Hank Israel, a partner at the New York-based consulting firm Novantas, explains that the value of any payments network “is defined by the number of endpoints that it has.” Those endpoints are in fact customers, and Israel estimates that the three banks combined have about 25 million customers (minus some overlap for, say, BofA checking account customers who have a home mortgage with Wells or Chase credit card). With 85 million endpoints (i.e. customers), PayPal is still the “big bad gorilla” in the P2P market, says Israel.

But by all indications, clearXchange intends to open itself up to other banks in an effort to create as large a network as possible—which will be critical to its success. “It wouldn’t be in [clearXchange’s] advantage to say there’s a group of banks that it doesn’t want to be in the network,” says Steve Ledford, also a partner at Novantas. “The value of a network to everyone becomes greater—exponentially greater—the more participants you have.” A BofA spokesperson confirms that clearXchange is in discussions with other banks about joining the network.

Indeed, there are approximately 280 million individuals with checking accounts in the United States, according to Israel. And the average checking account has 360 transactions a year, compared to just 13 for PayPal—which means that a large bank owned network could eventually generate a sizeable customer base and very significant volume.

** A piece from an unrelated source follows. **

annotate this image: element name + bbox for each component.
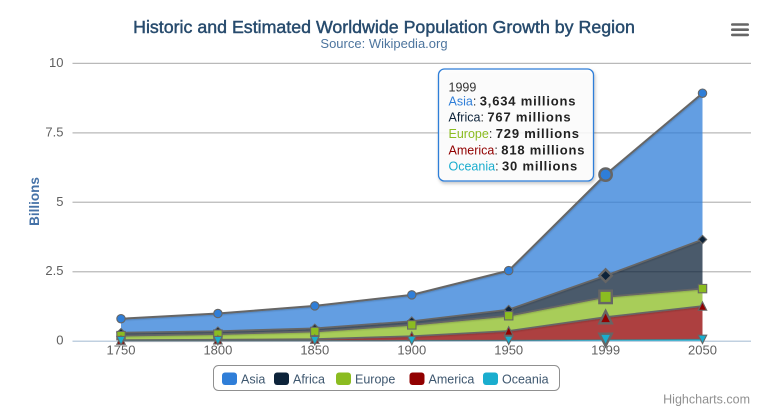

According to Israel, clearXchange would do well to embrace the digital wallet concept and incorporate additional payments options including credit cards since this would greatly increase the service’s utility. PayPal already allows its users to send P2P payments using a variety of mechanisms including multiple credit cards and transaction accounts.

While PayPal and Google would be formidable competitors for any fledgling e-commerce venture, clearXchange has other important advantages. PayPal requires its customers to set up a separate PayPal account in order to use its P2P service, while clearXchange’s bank customers will simply be able to use their existing credit and debit card accounts, which would appeal to those P2P users who prefer to deal with a single entity. And initially at least, Google’s new offering will be restricted to smartphones that use its Android operating software, and will also require merchants to install new point-of-sale technology. These factors may limit how quickly Google can build a customer base for its digital wallet.

Despite PayPal’s clear lead in the P2P market, Israel believes that clearXchange has a good opportunity to catch up. “To the extent they can work collaboratively, I think they’ll be very successful.”